© rb

Das Fenster war in meinem Jetlag-Traum. Aber das Zimmer hatte keine Wände, im Traum.

Musikvideo: Adobe Flash Player (Version 9 oder höher) wird benötigt um dieses Musikvideo abzuspielen. Die aktuellste Version steht hier zum herunterladen bereit. Außerdem muss JavaScript in Ihrem Browser aktiviert sein.

“Room 125”    Soundscape     02:23     Hört sich mit Kopfhörern am besten an

 

From my monsoon-notebooks (1 of 3)

Ein Hotelzimmer.
Nr. 125, Meerblick.
Nicht mehr weit vom Äquator. –
Am Fenster steht so ein richtig schöner altenglischer Sekretär.

 

© rb first glance

An meinem ersten Morgen war es elf, als ich aufwachte. Angekommen war ich spät nach Mitternacht. Und nun hatte sich draußen schon der Tag aufgetürmt mit seinen ‚Massen’ von heiß-weißem Licht. Messerscharf, unerbittlich. Von Regenzeit war da noch keine Spur.

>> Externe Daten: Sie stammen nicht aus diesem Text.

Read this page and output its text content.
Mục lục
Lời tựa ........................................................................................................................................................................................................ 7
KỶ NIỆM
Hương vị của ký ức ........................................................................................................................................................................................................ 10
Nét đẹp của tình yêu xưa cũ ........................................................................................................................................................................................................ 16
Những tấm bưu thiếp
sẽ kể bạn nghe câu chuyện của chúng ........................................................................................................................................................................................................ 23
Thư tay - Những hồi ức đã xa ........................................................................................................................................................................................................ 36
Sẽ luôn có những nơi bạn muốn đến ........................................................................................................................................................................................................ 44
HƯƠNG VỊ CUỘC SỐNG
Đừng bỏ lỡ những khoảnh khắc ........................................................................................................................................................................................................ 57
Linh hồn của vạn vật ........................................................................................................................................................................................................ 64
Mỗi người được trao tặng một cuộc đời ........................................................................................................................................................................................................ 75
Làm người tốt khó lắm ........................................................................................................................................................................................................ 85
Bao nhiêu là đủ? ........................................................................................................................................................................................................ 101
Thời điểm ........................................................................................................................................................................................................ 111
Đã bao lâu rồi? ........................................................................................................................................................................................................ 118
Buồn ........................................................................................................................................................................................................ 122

Ich traute mich nicht hinaus. Mit diesem Licht schleuderte die Stadt sich mir, schon jetzt, wo ich nur hier am Fenster saß, mit solcher Wucht entgegen, dass ich mir nicht ausmalen konnte, das Hotel verlassen zu wollen.

 

© rb second glance

© rb second glance

Meinen ersten Tag in dieser Stadt verbrachte ich fast vollständig im Hotelzimmer am Schreibtisch vor dem Fenster. Um 12 bestellte ich beim Zimmerservice ein Clubsandwich und etwas Kaltes zu trinken, das reichte mir bis zum Abend.

Ich betrachtete das Meer, wieder und wieder, und versuchte mir klarzuwerden, dass in meinem Rücken die Stadt lag, in der ich nun leben würde. Ich konnte ihre Geräusche hören, wenn ich die Klimaanlage ausmachte. Ich hörte das Wühlen einer starken Brandung und, leise darin, die Stadt.